Section 535.300.5, RSMo 1986, also provides for the tenant’s remedy in the event the landlord does not comply with the statute and make the refund. In that event, “the tenant shall recover as damages not more than twice the amount wrongfully withheld.” Prior to enactment of this statute, a tenant in the circumstances of appellants could resort to a common law remedy for refund of a security or rent deposit by an action for conversion or for breach of contract and could recover only upon proof of the elements of the cause of action stated. The statute, however, has created a new right with respect to such claims rendering it unnecessary for a tenant to prove the common law elements of conversion or breach of contract. The tenant-claimant need only show that the deposit was not refunded within thirty days and that no itemized list of damages to which the deposit was applied has been furnished by the landlord. The subject of claims for refund of security deposits to tenants has been pre-empted by the legislative enactment which created the rights and obligations and limited the allowance of damages to not more than twice the amount of the deposit.

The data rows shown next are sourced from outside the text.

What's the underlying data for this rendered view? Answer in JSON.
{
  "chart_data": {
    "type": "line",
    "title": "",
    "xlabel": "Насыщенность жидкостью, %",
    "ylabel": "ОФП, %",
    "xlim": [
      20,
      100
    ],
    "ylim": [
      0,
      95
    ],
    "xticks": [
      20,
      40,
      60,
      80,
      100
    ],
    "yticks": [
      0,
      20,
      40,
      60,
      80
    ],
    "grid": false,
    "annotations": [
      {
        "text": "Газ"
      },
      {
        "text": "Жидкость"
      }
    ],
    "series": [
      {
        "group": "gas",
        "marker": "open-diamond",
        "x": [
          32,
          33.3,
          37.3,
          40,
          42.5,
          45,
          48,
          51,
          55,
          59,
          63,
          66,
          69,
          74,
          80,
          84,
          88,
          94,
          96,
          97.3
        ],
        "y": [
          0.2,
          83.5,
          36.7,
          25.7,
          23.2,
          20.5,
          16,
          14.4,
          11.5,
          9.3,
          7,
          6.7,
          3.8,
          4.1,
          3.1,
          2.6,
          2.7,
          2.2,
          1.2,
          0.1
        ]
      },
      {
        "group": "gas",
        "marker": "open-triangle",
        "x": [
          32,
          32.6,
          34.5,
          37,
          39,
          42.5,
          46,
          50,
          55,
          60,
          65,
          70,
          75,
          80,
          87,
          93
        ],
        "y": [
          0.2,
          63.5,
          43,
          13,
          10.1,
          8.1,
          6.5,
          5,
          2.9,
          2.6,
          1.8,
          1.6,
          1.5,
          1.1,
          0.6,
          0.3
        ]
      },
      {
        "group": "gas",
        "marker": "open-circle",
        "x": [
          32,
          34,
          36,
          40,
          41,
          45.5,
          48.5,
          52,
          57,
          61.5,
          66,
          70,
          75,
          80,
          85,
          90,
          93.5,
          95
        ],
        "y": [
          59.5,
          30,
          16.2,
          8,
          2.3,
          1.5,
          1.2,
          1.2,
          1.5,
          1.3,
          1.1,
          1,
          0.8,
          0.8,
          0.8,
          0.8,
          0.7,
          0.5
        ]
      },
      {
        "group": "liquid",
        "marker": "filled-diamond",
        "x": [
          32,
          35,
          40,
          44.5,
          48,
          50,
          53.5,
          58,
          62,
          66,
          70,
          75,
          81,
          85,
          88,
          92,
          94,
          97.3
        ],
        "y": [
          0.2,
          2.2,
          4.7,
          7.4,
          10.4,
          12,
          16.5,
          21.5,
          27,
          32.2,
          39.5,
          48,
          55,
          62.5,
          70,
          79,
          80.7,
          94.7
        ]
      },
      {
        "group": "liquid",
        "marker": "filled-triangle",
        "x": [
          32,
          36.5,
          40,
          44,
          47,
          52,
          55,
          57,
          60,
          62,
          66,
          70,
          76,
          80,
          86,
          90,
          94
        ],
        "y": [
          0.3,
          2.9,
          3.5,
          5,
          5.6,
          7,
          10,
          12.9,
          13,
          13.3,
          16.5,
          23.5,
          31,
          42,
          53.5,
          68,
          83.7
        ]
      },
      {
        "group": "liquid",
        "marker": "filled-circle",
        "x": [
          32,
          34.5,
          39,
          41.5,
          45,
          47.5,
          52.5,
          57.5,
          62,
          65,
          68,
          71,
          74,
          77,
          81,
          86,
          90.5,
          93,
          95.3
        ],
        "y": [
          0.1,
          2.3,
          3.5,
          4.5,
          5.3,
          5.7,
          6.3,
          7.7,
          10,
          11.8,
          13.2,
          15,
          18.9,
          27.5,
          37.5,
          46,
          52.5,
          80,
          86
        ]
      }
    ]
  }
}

*706In the present case, appellants’ claim falls squarely within the provisions of § 535.300, RSMo 1986. A refund of the deposit was due appellants on or before July 1, 1984. They did not receive the refund and no itemized list of damages was furnished by respondent. Appellants were entitled to judgment for twice the amount of the deposit, but no more. Appellants were confined to the statutory remedy and the trial court correctly so ruled. Whether appellants proved or could have proved a misapplication of the funds is immaterial.

The judgment is affirmed.

SHANGLER, P.J., concurs.

PRITCHARD, J., dissents in separate opinion.

. The record is not clear as to whether appellants did receive payment of the deposit refund on the date mentioned by the witnesses or whether the late payment tender was refused. If payment was in fact made, then the jury verdict should have been reduced by that amount. Respondent makes no complaint of a duplicate recovery and we therefore do not consider the issue further.